AgentCgroup: Understanding and Controlling OS Resources of AI Agents
This addresses resource management challenges for cloud providers deploying AI agents, though it is incremental as it builds on existing cgroup and eBPF technologies.
The paper tackled the problem of managing OS-level resource dynamics in sandboxed AI agents in cloud environments, revealing that OS-level execution accounts for 56-74% of task latency and memory is the concurrency bottleneck with up to 15.4x peak-to-average spikes. It proposed AgentCgroup, an eBPF-based controller that improved multi-tenant isolation and reduced resource waste.

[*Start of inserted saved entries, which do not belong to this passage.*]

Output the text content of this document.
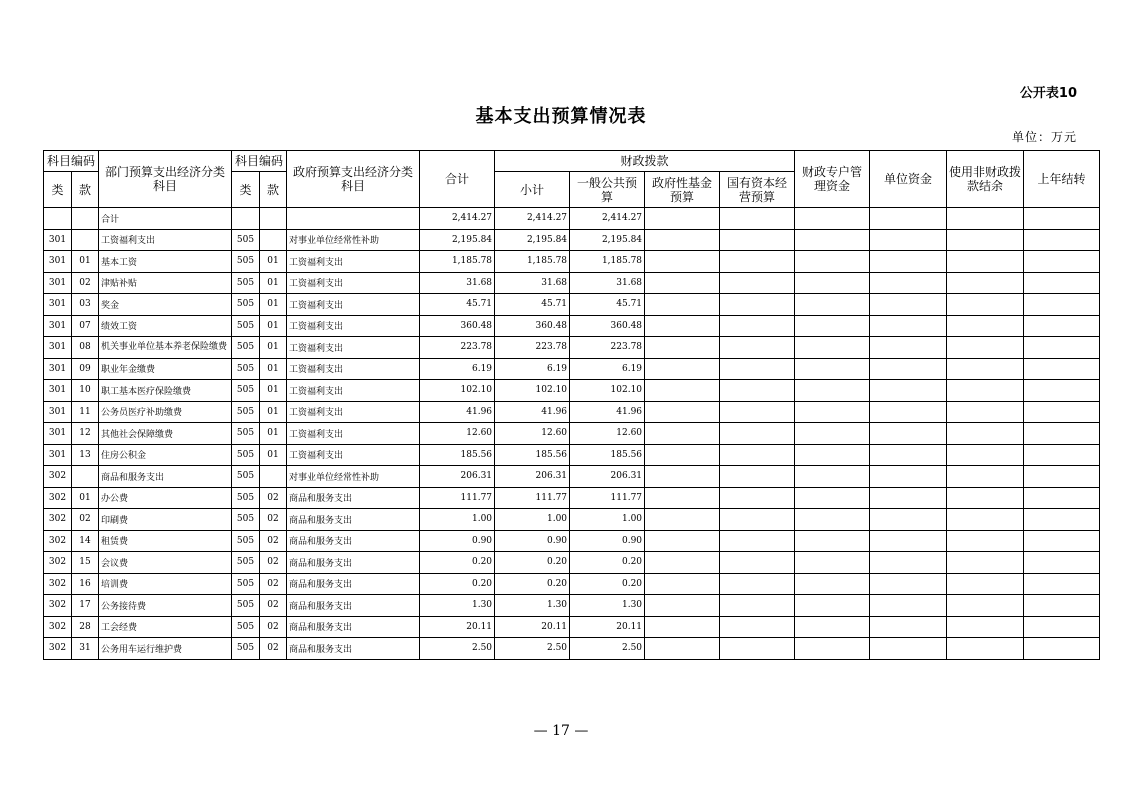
公开表10
基本支出预算情况表
单位：万元
科目编码		部门预算支出经济分类科目	科目编码		政府预算支出经济分类科目	合计	财政拨款				财政专户管理资金	单位资金	使用非财政拨款结余	上年结转
类	款		类	款			小计	一般公共预算	政府性基金预算	国有资本经营预算				
		合计				2,414.27	2,414.27	2,414.27						
301		工资福利支出	505		对事业单位经常性补助	2,195.84	2,195.84	2,195.84						
301	01	基本工资	505	01	工资福利支出	1,185.78	1,185.78	1,185.78						
301	02	津贴补贴	505	01	工资福利支出	31.68	31.68	31.68						
301	03	奖金	505	01	工资福利支出	45.71	45.71	45.71						
301	07	绩效工资	505	01	工资福利支出	360.48	360.48	360.48						
301	08	机关事业单位基本养老保险缴费	505	01	工资福利支出	223.78	223.78	223.78						
301	09	职业年金缴费	505	01	工资福利支出	6.19	6.19	6.19						
301	10	职工基本医疗保险缴费	505	01	工资福利支出	102.10	102.10	102.10						
301	11	公务员医疗补助缴费	505	01	工资福利支出	41.96	41.96	41.96						
301	12	其他社会保障缴费	505	01	工资福利支出	12.60	12.60	12.60						
301	13	住房公积金	505	01	工资福利支出	185.56	185.56	185.56						
302		商品和服务支出	505		对事业单位经常性补助	206.31	206.31	206.31						
302	01	办公费	505	02	商品和服务支出	111.77	111.77	111.77						
302	02	印刷费	505	02	商品和服务支出	1.00	1.00	1.00						
302	14	租赁费	505	02	商品和服务支出	0.90	0.90	0.90						
302	15	会议费	505	02	商品和服务支出	0.20	0.20	0.20						
302	16	培训费	505	02	商品和服务支出	0.20	0.20	0.20						
302	17	公务接待费	505	02	商品和服务支出	1.30	1.30	1.30						
302	28	工会经费	505	02	商品和服务支出	20.11	20.11	20.11						
302	31	公务用车运行维护费	505	02	商品和服务支出	2.50	2.50	2.50						
— 17 —
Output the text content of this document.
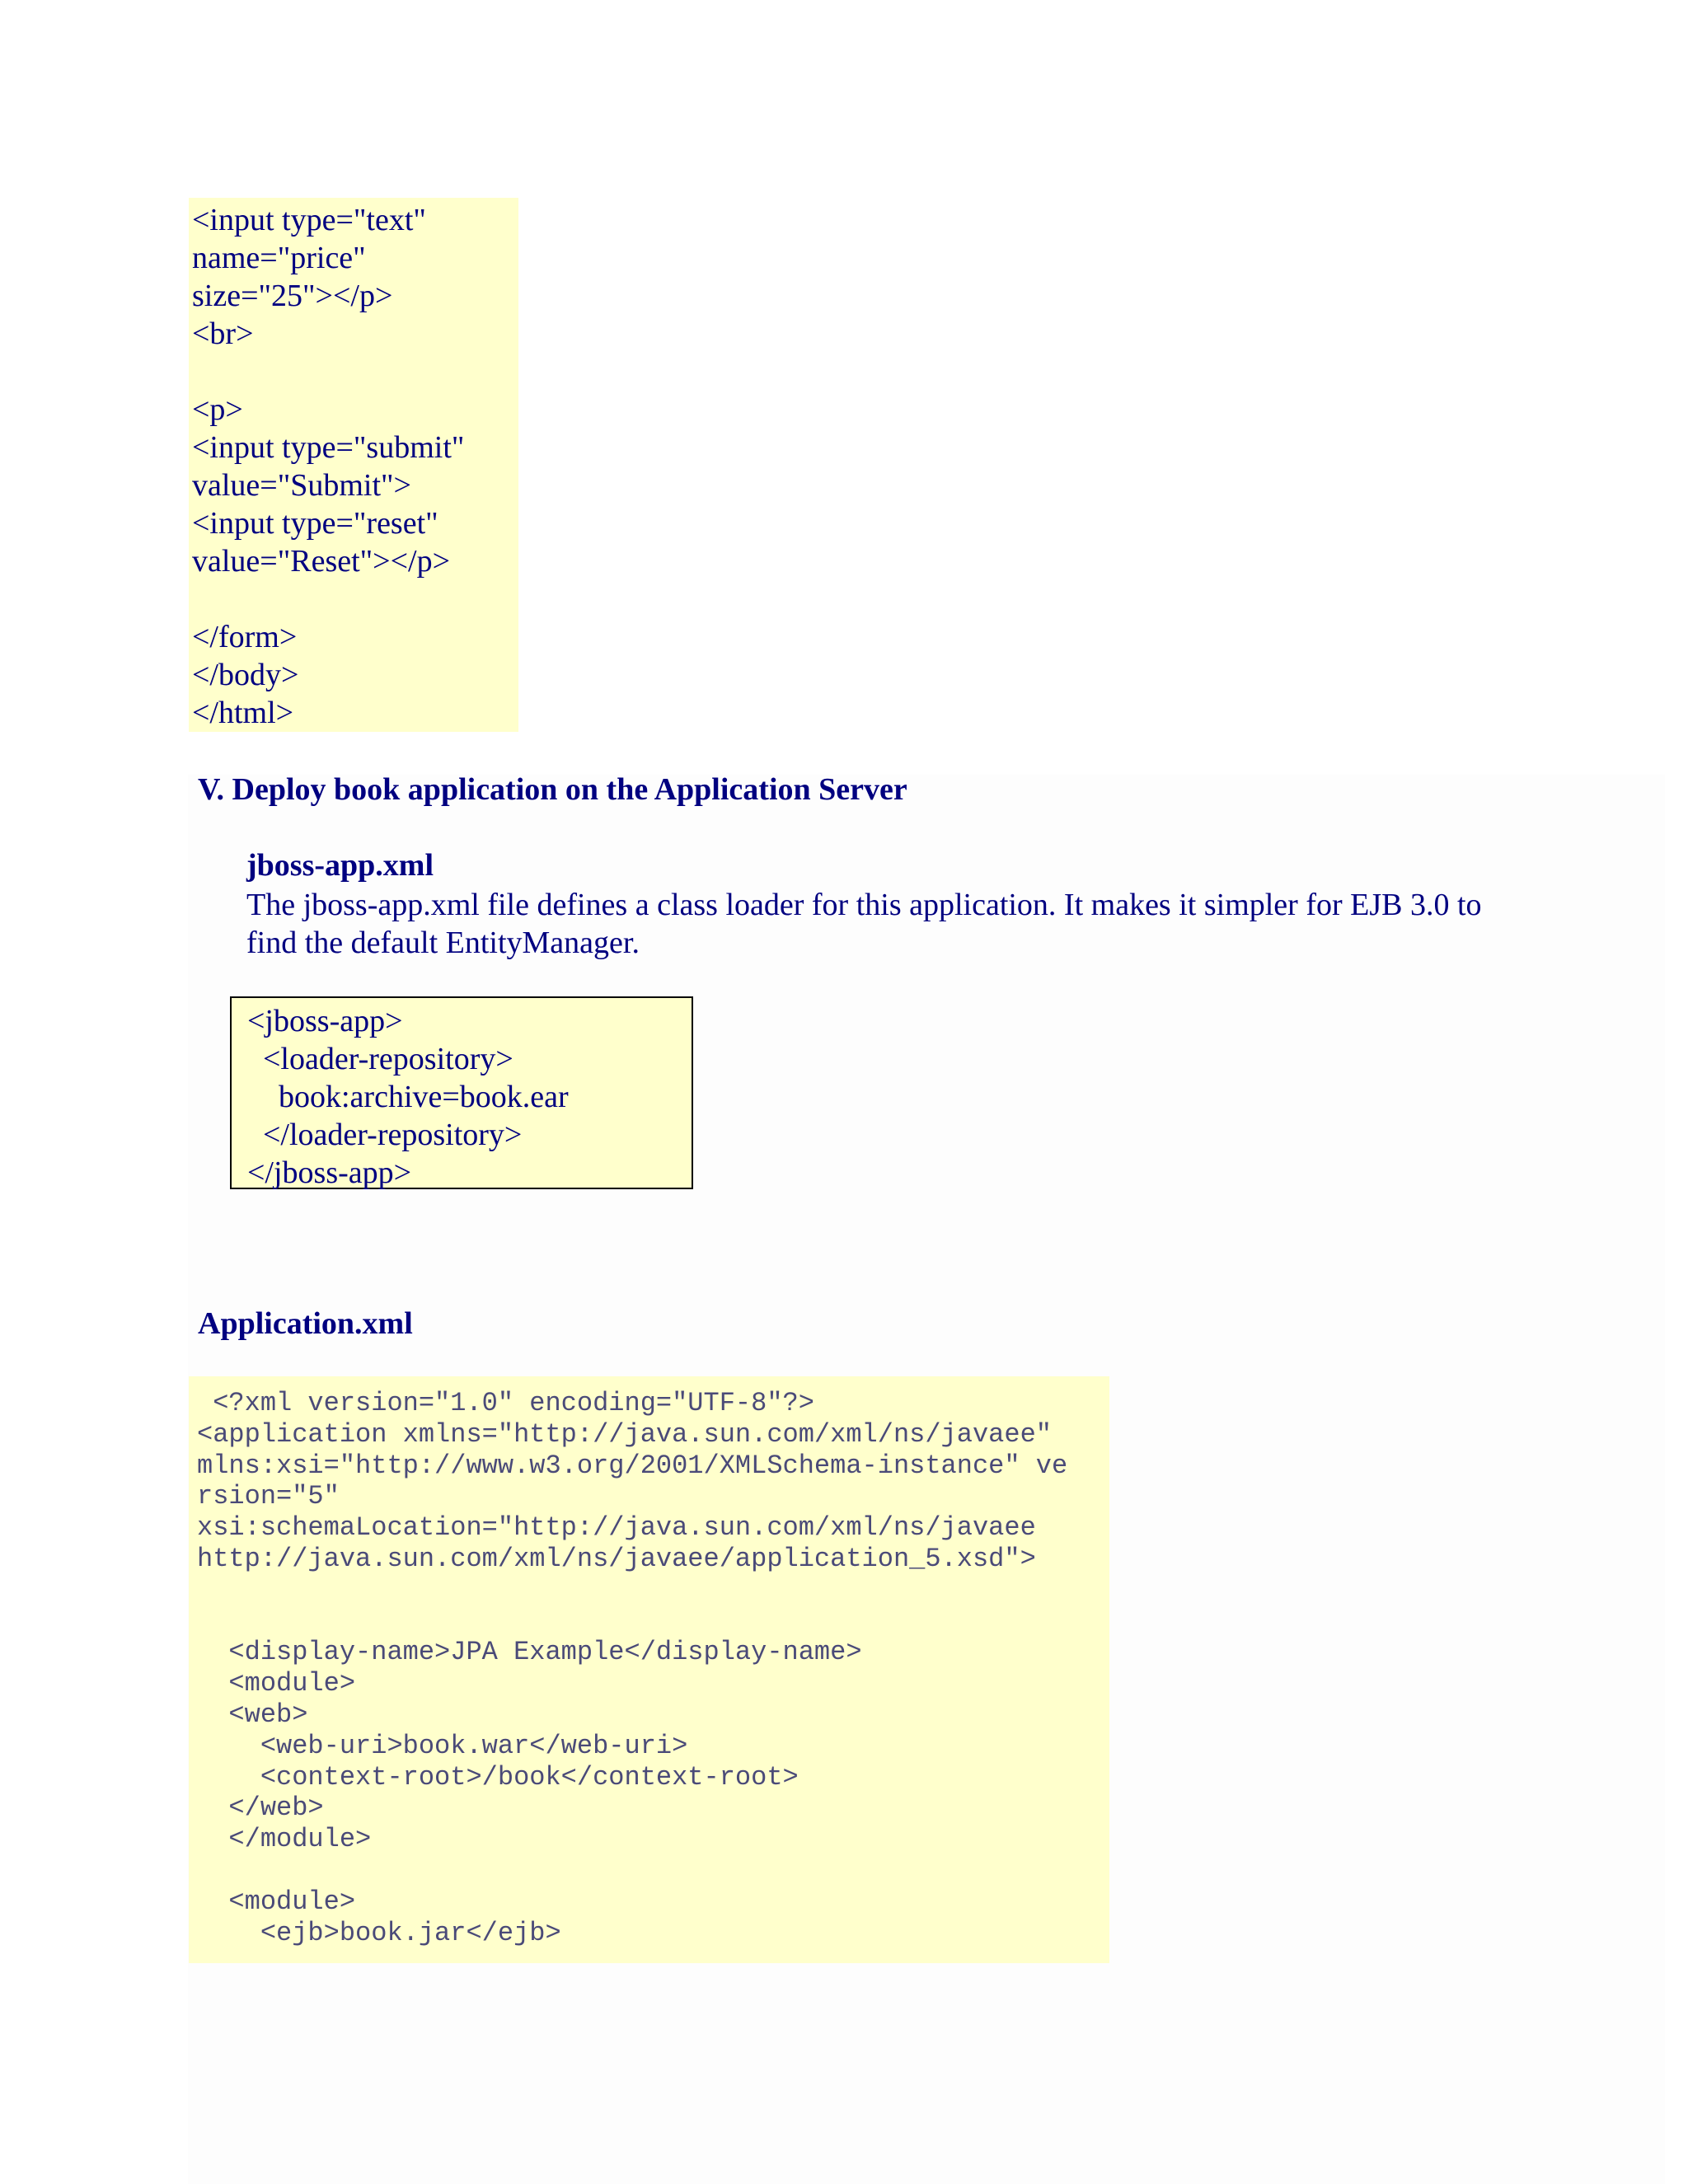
<input type="text"
name="price"
size="25"></p>
<br>

<p>
<input type="submit"
value="Submit">
<input type="reset"
value="Reset"></p>

</form>
</body>
</html>
V. Deploy book application on the Application Server
jboss-app.xml

The jboss-app.xml file defines a class loader for this application. It makes it simpler for EJB 3.0 to find the default EntityManager.

<jboss-app>
<loader-repository>
book:archive=book.ear
</loader-repository>
</jboss-app>
Application.xml
<?xml version="1.0" encoding="UTF-8"?>
<application xmlns="http://java.sun.com/xml/ns/javaee"
mlns:xsi="http://www.w3.org/2001/XMLSchema-instance" ve
rsion="5"
xsi:schemaLocation="http://java.sun.com/xml/ns/javaee
http://java.sun.com/xml/ns/javaee/application_5.xsd">

<display-name>JPA Example</display-name>
<module>
<web>
<web-uri>book.war</web-uri>
<context-root>/book</context-root>
</web>
</module>

<module>
<ejb>book.jar</ejb>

AI agents are increasingly deployed in multi-tenant cloud environments, where they execute diverse tool calls within sandboxed containers, each call with distinct resource demands and rapid fluctuations. We present a systematic characterization of OS-level resource dynamics in sandboxed AI coding agents, analyzing 144 software engineering tasks from the SWE-rebench benchmark across two LLM models. Our measurements reveal that (1) OS-level execution (tool calls, container and agent initialization) accounts for 56-74% of end-to-end task latency; (2) memory, not CPU, is the concurrency bottleneck; (3) memory spikes are tool-call-driven with a up to 15.4x peak-to-average ratio; and (4) resource demands are highly unpredictable across tasks, runs, and models. Comparing these characteristics against serverless, microservice, and batch workloads, we identify three mismatches in existing resource controls: a granularity mismatch (container-level policies vs. tool-call-level dynamics), a responsiveness mismatch (user-space reaction vs. sub-second unpredictable bursts), and an adaptability mismatch (history-based prediction vs. non-deterministic stateful execution). We propose AgentCgroup , an eBPF-based resource controller that addresses these mismatches through hierarchical cgroup structures aligned with tool-call boundaries, in-kernel enforcement via sched_ext and memcg_bpf_ops, and runtime-adaptive policies driven by in-kernel monitoring. Preliminary evaluation demonstrates improved multi-tenant isolation and reduced resource waste.